Higher performance cells containing Titan Silicon will initially be used in luxury vehicles like the Mercedes’ electric G-Class SUV, which is scheduled to debut in 2025. Because cells with silicon anodes hold more energy, automakers can either use the same number of cells for greater performance or opt to maintain the same performance but use fewer cells. “Toward the end of the decade, that higher performance will actually lead to lower price at the battery pack level,” Berdichevsky said.

The silicon anode space doesn’t have a lack of companies building on the tech, and Sila competes with companies like Group14 and Amprius Technologies. But Berdichevsky feels traditional graphite anodes are the true competition to his company. “Delivering the best anode material in the world is meaningless if you’re not higher performing and economical compared to graphite. That’s what we’re all competing against.”

Sila and its peers are likely to see a surge in interest in the wake of China’s recent decision to include graphite in its critical mineral export controls. The country controls 75% of the synthetic and natural graphite supply chains, according to Benchmark Mineral Intelligence. China hasn’t cut supplies yet, but graphite prices have inched upward already.

The Inflation Reduction Act provides another reason for battery manufacturers to look for graphite alternatives. For EVs to be eligible for the full $7,500 tax credit, automakers not only have to build their batteries in North America, but they also have to source the necessary minerals from the continent, or from a country with which the U.S. has a free trade agreement.

Currently, that does not include China, and given the country’s stranglehold on the graphite market, it’s likely that manufacturers are weighing all their options. Sila’s technology could replace 80% to 100% of the graphite in an anode, Berdichevsky said.

Sila aims to produce 1 million vehicles’ worth of anode material at its Moses Lake facility by 2028, and the Panasonic deal helps guarantee a buyer for a significant portion of that output, though Berdichevsky declined to say how much. Today, Panasonic is the largest lithium-ion battery producer in North America.

The deal also should help the company secure further funding to bankroll its expansion plans. Large, first-of-its-kind projects like Sila’s Moses Lake plant, have become harder to finance because of higher interest rates.

“When the risk-free rate is higher, it’s harder even for equity investors to justify underwriting riskier technology bets,” Berdichevsky said. “I think this certainly gives us momentum to break through that.”

The company may not have to rely entirely on equity investors, though. The Department of Energy’s Loan Programs Office is a likely source of financing. Berdichevsky said that Sila is in talks with the Department of Energy for a loan to help finance a portion of the factory, though he said the company hasn’t received an award from it yet.
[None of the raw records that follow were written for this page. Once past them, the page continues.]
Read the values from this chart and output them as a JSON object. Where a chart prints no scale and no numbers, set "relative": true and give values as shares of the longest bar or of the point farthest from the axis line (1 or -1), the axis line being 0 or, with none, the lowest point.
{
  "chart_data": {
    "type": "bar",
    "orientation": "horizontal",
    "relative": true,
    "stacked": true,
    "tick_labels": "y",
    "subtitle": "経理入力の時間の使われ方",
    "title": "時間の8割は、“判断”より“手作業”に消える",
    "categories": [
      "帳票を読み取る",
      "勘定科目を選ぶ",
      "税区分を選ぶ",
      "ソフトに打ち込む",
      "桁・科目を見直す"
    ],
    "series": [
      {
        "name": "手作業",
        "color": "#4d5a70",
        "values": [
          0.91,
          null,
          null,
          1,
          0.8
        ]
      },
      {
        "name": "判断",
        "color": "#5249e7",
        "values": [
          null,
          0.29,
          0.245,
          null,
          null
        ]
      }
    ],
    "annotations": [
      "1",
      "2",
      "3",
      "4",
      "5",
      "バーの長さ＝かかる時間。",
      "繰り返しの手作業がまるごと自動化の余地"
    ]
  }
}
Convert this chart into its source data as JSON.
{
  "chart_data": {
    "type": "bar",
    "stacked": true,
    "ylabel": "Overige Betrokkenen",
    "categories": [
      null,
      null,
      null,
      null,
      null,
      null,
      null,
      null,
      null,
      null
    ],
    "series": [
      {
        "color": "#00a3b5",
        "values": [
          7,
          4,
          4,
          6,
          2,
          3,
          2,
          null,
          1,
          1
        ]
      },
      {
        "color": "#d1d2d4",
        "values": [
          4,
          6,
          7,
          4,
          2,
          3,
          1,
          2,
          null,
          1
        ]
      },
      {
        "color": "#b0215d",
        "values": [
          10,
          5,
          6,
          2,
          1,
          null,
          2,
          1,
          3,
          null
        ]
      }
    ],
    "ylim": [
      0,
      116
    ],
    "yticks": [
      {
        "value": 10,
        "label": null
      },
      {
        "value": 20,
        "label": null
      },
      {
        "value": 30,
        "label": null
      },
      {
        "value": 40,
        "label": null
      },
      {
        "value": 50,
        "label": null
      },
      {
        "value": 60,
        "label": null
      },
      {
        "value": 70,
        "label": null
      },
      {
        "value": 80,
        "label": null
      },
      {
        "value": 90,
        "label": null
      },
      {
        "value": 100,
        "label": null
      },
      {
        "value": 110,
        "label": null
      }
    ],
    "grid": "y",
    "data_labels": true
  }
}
The Panasonic deal also opens the door for other automakers to gain access to Sila’s technology since there’s no restriction on who the manufacturer can sell to. Mercedes still gets first dibs, but things seem to be more open after that.

With silicon anodes, lithium-ion batteries are following a well-worn path in the technology world: While solid-state cells promise breakthrough gains in performance, they’re still a ways off. In the meantime, silicon anodes promise smaller but still significant improvements in just a couple of years. Solid-state may eventually challenge lithium-silicon, but we haven’t begun to fully tap silicon’s potential as an anode material. Sila and its peers still have plenty of road ahead of them.